Jalan Senopati

診断士プラス国際協力、その他諸々

開業届と青色申告申請

      2016/04/05

個人で事業を立ち上げる際には、まずは事業を運営する所在地を管轄する税務署に開業届を提出する必要があります。ただ、この開業届は一応開業後1カ月以内に提出しなければならないとなっているのですが、実際のところは提出しなくても特に罰則があるわけではないそうです。
しかし色々と調べていくと、開業届を出すことで節税面で大きなメリットのある青色申告を選択できるなどの特典があることが分かり、また、何といっても自分に対して区切りをつけるという意味でも、このタイミングで開業届を提出することにしました。

とりあえず管轄の税務署へ

IMG_0997
というわけで、さっそく自分の居住地を管轄する税務署まで行ってきました。受付で開業届を提出したい旨伝えるとその場で用紙を渡されます(オリジナル用と控え用の2部)。開業届は正式には個人事業の開業・廃業等届出書といい、A4用紙1枚に「納税地」「氏名」「職業」「屋号」「事業の概要」などの必要事項を記入して提出すると、何一つ質問されることもなく1分もかからずあっさり受理されました。開業届は税務庁のホームページからもダウンロードできるので、事前に準備していけば申請自体にほとんど時間はかからないのではと思います。

青色申告承認申請書も合わせて提出

開業したら確定申告をしなければなりません。確定申告には白色申告と青色申告がありますが、上述した通り、青色申告にすることで様々な税制上のメリットを受けられるということなので、所得税の青色申告承認申請書も合わせて提出してきました。
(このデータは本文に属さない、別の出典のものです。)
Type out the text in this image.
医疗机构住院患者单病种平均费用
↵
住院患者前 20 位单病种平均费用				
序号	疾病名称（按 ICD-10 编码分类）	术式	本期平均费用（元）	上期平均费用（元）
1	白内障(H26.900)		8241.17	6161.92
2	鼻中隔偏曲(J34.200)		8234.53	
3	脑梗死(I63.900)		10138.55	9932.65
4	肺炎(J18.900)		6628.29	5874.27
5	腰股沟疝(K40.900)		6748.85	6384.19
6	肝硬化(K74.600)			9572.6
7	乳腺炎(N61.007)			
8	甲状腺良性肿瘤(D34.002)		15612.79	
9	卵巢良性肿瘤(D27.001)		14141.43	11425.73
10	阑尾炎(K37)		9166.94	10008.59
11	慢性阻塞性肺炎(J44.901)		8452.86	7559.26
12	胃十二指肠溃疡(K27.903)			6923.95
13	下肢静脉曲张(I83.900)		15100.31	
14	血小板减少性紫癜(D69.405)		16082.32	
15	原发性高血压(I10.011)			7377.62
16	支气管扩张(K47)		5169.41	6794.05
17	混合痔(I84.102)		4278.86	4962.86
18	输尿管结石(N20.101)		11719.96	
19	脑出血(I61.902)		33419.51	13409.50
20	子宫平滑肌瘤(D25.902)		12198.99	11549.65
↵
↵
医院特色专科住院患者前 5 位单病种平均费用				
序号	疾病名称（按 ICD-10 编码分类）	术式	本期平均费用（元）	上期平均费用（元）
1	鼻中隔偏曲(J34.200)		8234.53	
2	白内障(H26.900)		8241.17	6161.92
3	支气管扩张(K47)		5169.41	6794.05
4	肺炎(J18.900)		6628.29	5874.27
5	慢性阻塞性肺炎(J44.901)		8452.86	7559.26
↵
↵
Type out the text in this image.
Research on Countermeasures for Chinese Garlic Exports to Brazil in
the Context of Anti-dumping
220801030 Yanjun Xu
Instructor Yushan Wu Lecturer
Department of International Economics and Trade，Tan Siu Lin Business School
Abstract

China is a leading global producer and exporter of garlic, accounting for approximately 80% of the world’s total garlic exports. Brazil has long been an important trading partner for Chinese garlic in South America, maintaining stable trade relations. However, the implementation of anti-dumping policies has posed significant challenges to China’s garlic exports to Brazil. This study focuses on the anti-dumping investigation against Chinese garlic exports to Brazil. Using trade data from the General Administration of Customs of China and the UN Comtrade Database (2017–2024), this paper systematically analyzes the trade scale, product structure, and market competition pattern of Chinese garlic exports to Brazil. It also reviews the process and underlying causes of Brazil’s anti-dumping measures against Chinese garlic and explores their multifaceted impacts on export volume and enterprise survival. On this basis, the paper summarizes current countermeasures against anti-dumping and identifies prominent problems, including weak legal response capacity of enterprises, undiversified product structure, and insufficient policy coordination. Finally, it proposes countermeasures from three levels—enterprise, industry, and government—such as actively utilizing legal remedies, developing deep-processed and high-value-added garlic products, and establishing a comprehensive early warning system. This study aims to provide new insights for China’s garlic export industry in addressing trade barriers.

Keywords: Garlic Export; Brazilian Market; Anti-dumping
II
これは開業した日から2か月以内に、同じく管轄の税務署に提出する必要があります。
数ある青色申告の節税効果のなかでも自分が特に注目したのはこの2つでした。

青色申告特別控除

日々の取引を複式簿記で記帳し、確定申告時に貸借対照表、損益計算書を申告書に添付して提出することで税額計算の対象となる所得から最高65万円まで控除できるというもの。複式簿記は確かにメンドクサイですが最近はフリーの会計ソフトも出てきているのでうまく活用すれば記帳はそれほど苦にならずにいけるのではと思います。

純損失の繰越控除

赤字を翌年以降に繰り越すことができ、赤字の翌年から3年間にわたって、各年分の所得から差し引くことができるものです。しかも前年が黒字で当年赤字になった場合に繰戻還付もできるとのことで、これは収入な不安定になりがちな個人事業主にとってはかなりありがたい特典な気がします。

晴れて個人事業主に

開業届の手続きはこれで完了です。
手続きの手数料も不要で、思ってたよりずっとあっさり完了したのであまり実感ないですが、これで晴れて個人事業主になりました。
窓口でもらった控え用の開業届は開業したことを証明する書類となるので、大切に手元に保管しておく必要があるそうです。